Uroš Kandić (Урош Кандић; born 16 August 1979) is a politician in Serbia. He served in the Assembly of Vojvodina from 2012 to 2020 and is now a secretary of state in the Serbian government's ministry of Trade, Tourism, and Telecommunications. Kandić is a member of the Social Democratic Party of Serbia (SDPS).

==Early life and career==
Kandić was born in Zrenjanin, Vojvodina, in what was then the Socialist Republic of Serbia in the Socialist Federal Republic of Yugoslavia. He holds a bachelor's degree (2004) and a master's degree (2019) from the University of Belgrade Faculty of Political Sciences and is currently pursuing a Ph.D. from the same institution. Kandić was a journalist and an editor for Glas javnosti and Kurir from 2004 to 2007.

==Politician==
Kandić worked in public relations for SDPS leader Rasim Ljajić from 2007 to 2020. In December 2020, he was chosen as the SDPS's secretary-general.

===Assembly of Vojvodina===
The SDPS contested the 2012 Vojvodina provincial election in an alliance with the Socialist Party of Serbia. Kandić received the fourth position on the Socialist Party's electoral list and was elected when the list won nine proportional mandates. The election was won by the Democratic Party and its allies, and the SDPS served in opposition. In a 2015 interview, Kandić complained that there was no serious work being done in the provincial government or the assembly due to the ruling coalition's focus on keeping its majority and called for new local and provincial elections to be held as soon as possible.
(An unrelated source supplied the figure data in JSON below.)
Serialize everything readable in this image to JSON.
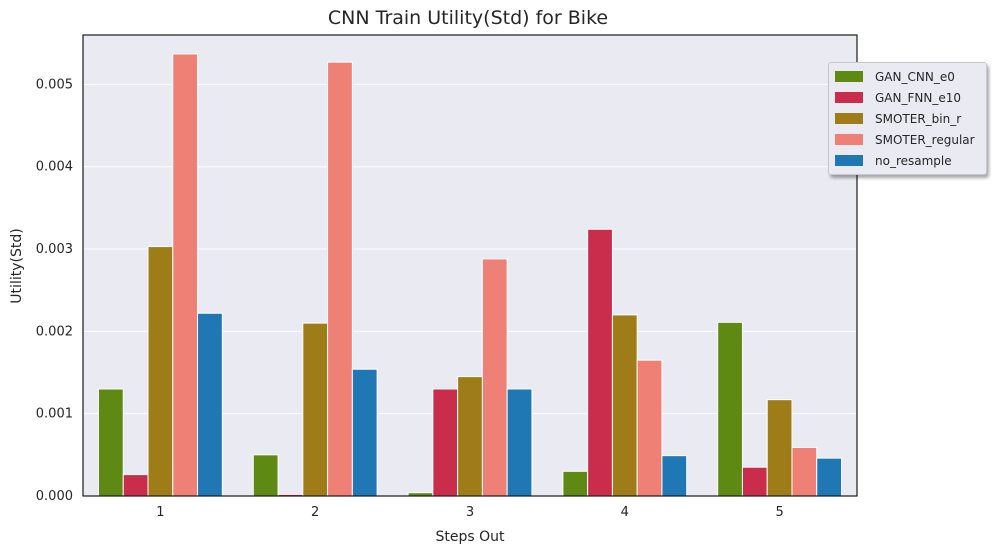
{
  "chart_data": {
    "type": "bar",
    "title": "CNN Train Utility(Std) for Bike",
    "xlabel": "Steps Out",
    "ylabel": "Utility(Std)",
    "categories": [
      "1",
      "2",
      "3",
      "4",
      "5"
    ],
    "ylim": [
      0,
      0.0056
    ],
    "yticks": [
      "0.000",
      "0.001",
      "0.002",
      "0.003",
      "0.004",
      "0.005"
    ],
    "grid": true,
    "legend_position": "top-right",
    "series": [
      {
        "name": "GAN_CNN_e0",
        "color": "#5e8a14",
        "values": [
          0.0013,
          0.0005,
          4e-05,
          0.0003,
          0.00211
        ]
      },
      {
        "name": "GAN_FNN_e10",
        "color": "#c92d4b",
        "values": [
          0.00026,
          2e-05,
          0.0013,
          0.00324,
          0.00035
        ]
      },
      {
        "name": "SMOTER_bin_r",
        "color": "#9e7c17",
        "values": [
          0.00303,
          0.0021,
          0.00145,
          0.0022,
          0.00117
        ]
      },
      {
        "name": "SMOTER_regular",
        "color": "#ee8075",
        "values": [
          0.00537,
          0.00527,
          0.00288,
          0.00165,
          0.00059
        ]
      },
      {
        "name": "no_resample",
        "color": "#1f77b4",
        "values": [
          0.00222,
          0.00154,
          0.0013,
          0.00049,
          0.00046
        ]
      }
    ]
  }
}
The SDPS aligned itself with the Serbian Progressive Party for the 2016 provincial election, which was held under a system of full proportional representation. Kandić received the fifth position on the Progressive-led electoral list and was re-elected when the list won a majority victory with sixty-three out of 120 mandates. He served with the government's majority for the next four years and did not seek re-election in 2020.

===Secretary of State===
Kandić was appointed as a secretary of state in Serbia's ministry of Trade, Tourism, and Telecommunications in November 2020. The minister of the department is Tatjana Matić, the SDPS's representative in government.